For practical deployment, developers should:

  • Avoid using CLIPScore or image-only metrics as sole evaluation criteria for compositional alignment.
  • Prefer ImageReward, HPS, DA Score, and VQA Score, but tailor metric selection to the specific compositional challenge.
  • Consider combining metrics from different families to capture a broader spectrum of alignment properties.
  • Be aware of saturation and mid-range compression effects when interpreting metric outputs, especially in reward-based optimization.
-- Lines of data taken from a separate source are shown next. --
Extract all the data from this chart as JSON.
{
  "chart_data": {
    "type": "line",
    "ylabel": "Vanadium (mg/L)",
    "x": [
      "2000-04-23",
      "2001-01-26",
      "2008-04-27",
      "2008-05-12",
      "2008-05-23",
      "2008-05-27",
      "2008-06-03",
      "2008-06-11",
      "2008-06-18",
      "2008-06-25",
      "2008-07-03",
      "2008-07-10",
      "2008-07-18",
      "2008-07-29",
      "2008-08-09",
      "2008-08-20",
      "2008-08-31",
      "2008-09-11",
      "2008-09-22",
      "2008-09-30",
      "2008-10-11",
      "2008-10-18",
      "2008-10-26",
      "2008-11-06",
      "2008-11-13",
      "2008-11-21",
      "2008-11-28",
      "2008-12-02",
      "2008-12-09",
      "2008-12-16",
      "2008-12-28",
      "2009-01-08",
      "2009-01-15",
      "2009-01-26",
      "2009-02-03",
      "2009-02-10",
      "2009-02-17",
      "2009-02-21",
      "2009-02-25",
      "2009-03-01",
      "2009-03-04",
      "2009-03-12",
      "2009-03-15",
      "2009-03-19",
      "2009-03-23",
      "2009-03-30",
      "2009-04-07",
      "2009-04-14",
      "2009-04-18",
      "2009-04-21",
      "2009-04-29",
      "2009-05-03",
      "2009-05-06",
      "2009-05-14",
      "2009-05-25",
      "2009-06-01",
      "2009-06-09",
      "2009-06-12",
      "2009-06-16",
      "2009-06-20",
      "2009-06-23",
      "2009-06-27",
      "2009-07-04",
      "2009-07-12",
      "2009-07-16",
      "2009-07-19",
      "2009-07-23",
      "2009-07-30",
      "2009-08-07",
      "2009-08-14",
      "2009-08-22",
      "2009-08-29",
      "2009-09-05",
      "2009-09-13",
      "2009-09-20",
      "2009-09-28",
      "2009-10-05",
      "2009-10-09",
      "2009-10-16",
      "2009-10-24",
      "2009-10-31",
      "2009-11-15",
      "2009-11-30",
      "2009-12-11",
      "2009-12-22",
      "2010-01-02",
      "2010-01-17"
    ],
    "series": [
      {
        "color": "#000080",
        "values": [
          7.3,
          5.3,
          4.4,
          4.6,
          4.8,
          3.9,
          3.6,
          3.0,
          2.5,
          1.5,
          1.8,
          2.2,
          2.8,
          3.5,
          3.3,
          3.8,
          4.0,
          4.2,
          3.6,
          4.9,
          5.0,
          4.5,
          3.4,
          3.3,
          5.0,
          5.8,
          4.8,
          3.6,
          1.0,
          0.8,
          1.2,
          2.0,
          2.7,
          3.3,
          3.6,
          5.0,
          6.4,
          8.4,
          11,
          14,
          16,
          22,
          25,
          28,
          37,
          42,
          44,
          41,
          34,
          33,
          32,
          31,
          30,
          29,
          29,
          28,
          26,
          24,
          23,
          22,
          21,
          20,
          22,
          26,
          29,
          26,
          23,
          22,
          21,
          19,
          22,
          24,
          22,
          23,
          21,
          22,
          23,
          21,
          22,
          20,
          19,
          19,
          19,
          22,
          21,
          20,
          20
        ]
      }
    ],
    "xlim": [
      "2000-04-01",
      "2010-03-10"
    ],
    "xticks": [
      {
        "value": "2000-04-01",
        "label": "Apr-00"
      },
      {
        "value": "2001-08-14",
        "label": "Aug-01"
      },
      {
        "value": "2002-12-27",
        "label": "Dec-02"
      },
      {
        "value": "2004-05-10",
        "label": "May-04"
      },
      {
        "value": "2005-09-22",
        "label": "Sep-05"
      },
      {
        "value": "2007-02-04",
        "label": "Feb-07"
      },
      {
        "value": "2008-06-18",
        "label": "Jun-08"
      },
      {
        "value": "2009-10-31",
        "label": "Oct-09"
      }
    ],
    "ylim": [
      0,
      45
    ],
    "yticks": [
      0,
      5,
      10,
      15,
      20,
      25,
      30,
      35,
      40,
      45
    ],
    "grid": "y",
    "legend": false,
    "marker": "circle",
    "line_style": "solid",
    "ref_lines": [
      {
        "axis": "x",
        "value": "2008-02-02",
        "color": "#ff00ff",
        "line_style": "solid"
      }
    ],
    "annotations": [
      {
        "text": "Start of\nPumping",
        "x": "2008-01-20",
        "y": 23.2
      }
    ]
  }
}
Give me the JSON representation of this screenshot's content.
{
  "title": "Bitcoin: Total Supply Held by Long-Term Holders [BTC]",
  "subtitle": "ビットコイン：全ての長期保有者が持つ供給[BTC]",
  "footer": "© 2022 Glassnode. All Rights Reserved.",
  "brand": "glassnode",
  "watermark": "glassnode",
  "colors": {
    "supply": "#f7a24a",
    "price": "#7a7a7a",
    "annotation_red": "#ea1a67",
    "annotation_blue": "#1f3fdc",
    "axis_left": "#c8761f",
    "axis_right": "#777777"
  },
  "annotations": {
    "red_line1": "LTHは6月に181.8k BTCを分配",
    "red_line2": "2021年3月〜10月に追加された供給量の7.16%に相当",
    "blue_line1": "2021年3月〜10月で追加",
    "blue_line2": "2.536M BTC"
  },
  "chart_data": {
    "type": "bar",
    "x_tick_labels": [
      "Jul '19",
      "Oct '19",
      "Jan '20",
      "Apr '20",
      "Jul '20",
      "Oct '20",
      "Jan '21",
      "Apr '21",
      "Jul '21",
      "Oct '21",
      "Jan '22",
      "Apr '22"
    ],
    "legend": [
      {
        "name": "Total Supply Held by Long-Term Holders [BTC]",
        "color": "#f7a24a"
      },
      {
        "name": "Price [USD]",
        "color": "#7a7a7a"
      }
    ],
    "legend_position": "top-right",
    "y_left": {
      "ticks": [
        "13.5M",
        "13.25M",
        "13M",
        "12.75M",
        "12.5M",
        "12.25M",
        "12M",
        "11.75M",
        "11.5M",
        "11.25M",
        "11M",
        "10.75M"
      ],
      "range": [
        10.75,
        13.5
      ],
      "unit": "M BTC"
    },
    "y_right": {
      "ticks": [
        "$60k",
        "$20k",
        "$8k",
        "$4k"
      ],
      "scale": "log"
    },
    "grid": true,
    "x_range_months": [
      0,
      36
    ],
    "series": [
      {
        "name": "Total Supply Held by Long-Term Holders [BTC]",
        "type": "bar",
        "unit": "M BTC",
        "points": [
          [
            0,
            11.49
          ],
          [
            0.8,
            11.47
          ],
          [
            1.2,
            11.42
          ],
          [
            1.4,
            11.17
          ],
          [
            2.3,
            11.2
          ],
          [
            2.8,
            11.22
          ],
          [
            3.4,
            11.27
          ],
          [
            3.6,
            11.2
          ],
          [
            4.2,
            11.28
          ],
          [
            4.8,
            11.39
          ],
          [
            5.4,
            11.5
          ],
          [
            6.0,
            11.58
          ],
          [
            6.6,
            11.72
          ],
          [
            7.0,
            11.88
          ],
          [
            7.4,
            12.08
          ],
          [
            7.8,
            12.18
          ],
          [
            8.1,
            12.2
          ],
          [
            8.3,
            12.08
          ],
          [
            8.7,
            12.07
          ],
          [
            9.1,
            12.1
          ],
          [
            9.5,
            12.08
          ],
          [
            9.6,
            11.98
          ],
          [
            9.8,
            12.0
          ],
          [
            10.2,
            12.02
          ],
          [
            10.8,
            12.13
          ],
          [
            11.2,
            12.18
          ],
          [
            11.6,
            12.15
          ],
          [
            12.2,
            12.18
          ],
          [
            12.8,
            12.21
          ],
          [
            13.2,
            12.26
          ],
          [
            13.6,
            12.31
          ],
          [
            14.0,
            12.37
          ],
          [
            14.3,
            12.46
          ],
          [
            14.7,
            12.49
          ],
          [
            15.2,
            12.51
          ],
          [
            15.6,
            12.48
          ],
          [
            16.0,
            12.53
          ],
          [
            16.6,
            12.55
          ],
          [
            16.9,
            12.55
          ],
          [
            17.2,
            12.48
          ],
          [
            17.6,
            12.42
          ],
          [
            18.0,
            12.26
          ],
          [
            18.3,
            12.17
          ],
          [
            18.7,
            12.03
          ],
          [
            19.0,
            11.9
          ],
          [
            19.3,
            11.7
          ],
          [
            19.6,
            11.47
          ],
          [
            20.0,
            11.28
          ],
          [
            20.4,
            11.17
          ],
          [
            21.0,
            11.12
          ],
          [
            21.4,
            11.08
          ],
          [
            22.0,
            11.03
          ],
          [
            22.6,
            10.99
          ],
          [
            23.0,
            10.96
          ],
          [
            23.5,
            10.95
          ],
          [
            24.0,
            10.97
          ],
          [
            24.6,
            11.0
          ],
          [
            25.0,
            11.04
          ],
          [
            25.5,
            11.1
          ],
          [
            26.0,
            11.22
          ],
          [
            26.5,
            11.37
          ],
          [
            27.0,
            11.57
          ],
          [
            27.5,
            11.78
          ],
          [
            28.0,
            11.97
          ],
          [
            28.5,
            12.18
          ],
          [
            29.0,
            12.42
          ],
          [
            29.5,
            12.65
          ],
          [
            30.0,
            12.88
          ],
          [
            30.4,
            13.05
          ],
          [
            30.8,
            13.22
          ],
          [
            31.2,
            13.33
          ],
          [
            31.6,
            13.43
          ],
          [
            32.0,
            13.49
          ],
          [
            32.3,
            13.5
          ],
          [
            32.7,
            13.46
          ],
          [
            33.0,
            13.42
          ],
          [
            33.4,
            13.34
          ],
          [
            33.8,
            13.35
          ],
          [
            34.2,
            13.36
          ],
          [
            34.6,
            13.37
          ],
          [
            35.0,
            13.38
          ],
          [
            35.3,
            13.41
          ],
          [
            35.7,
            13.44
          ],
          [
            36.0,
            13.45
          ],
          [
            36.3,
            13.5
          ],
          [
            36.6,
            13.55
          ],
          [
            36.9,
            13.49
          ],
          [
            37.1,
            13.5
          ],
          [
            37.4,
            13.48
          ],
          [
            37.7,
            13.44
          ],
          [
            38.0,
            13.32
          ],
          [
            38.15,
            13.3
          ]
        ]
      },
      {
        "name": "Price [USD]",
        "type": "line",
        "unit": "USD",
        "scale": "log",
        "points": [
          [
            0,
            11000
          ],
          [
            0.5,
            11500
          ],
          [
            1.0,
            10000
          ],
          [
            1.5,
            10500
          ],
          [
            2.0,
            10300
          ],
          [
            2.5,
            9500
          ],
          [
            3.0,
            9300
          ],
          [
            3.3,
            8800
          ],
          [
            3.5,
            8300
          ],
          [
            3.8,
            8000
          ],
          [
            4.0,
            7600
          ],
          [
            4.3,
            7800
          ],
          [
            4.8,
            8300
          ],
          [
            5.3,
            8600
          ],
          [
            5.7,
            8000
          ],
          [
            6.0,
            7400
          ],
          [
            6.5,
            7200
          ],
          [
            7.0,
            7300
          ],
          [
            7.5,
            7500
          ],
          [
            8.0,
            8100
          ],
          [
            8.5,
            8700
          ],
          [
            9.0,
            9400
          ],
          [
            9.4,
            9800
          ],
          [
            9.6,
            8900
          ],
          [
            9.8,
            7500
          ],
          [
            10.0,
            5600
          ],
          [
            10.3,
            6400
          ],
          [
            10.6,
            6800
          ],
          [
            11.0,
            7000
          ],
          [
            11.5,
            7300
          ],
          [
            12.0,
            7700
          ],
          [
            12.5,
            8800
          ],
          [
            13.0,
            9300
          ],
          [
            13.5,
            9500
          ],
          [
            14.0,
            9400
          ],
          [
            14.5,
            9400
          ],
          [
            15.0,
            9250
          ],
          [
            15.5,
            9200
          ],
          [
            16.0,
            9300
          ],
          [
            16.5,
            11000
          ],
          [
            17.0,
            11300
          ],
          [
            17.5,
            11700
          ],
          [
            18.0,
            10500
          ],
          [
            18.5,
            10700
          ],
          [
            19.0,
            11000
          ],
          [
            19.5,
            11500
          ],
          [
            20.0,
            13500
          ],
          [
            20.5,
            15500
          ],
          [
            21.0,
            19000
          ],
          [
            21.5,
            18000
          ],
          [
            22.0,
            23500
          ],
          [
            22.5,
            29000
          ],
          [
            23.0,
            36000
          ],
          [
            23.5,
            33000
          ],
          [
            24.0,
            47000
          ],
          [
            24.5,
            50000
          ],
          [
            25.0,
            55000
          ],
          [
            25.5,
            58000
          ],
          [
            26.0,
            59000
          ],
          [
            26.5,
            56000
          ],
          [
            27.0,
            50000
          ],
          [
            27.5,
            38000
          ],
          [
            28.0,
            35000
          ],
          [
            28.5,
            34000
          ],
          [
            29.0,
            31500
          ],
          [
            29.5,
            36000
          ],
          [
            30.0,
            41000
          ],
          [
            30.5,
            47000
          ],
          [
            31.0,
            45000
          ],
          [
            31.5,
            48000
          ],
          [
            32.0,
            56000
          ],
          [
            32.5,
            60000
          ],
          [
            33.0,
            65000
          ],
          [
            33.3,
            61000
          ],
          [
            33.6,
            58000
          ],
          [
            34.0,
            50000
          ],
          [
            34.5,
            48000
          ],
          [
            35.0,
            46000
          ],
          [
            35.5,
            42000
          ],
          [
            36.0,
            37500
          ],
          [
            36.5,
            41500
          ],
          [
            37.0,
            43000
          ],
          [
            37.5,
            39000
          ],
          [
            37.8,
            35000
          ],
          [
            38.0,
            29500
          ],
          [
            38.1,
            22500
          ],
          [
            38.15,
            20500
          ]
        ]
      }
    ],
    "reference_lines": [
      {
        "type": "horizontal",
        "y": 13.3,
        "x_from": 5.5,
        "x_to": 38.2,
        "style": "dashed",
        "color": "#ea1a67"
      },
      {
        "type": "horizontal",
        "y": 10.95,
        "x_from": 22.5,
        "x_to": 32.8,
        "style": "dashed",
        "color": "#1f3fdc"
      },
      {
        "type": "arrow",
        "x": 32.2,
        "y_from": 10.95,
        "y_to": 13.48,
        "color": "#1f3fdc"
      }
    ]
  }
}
Theoretical and Practical Implications

The study underscores the need for more faithful and discriminative evaluation metrics that can generalize across compositional categories. The observed limitations motivate future research into hybrid metrics that integrate structured reasoning with learned representations, as well as the development of benchmarks that better capture the diversity of compositional challenges. The findings also have implications for reinforcement learning and inference-time optimization strategies, where reward model selection can significantly impact the compositional fidelity of generated images.

Conclusion

This work provides a rigorous comparative analysis of compositional T2I evaluation metrics, revealing that no single metric is universally reliable. Embedding-based and VQA-based metrics each contribute valuable but incomplete signals, and their effectiveness varies by compositional category. The results advocate for multi-metric evaluation and careful metric selection to ensure trustworthy assessment and progress in compositional T2I generation. Future research should focus on developing metrics with improved discriminative power and generalizability, as well as on refining benchmarks to better reflect real-world compositional demands.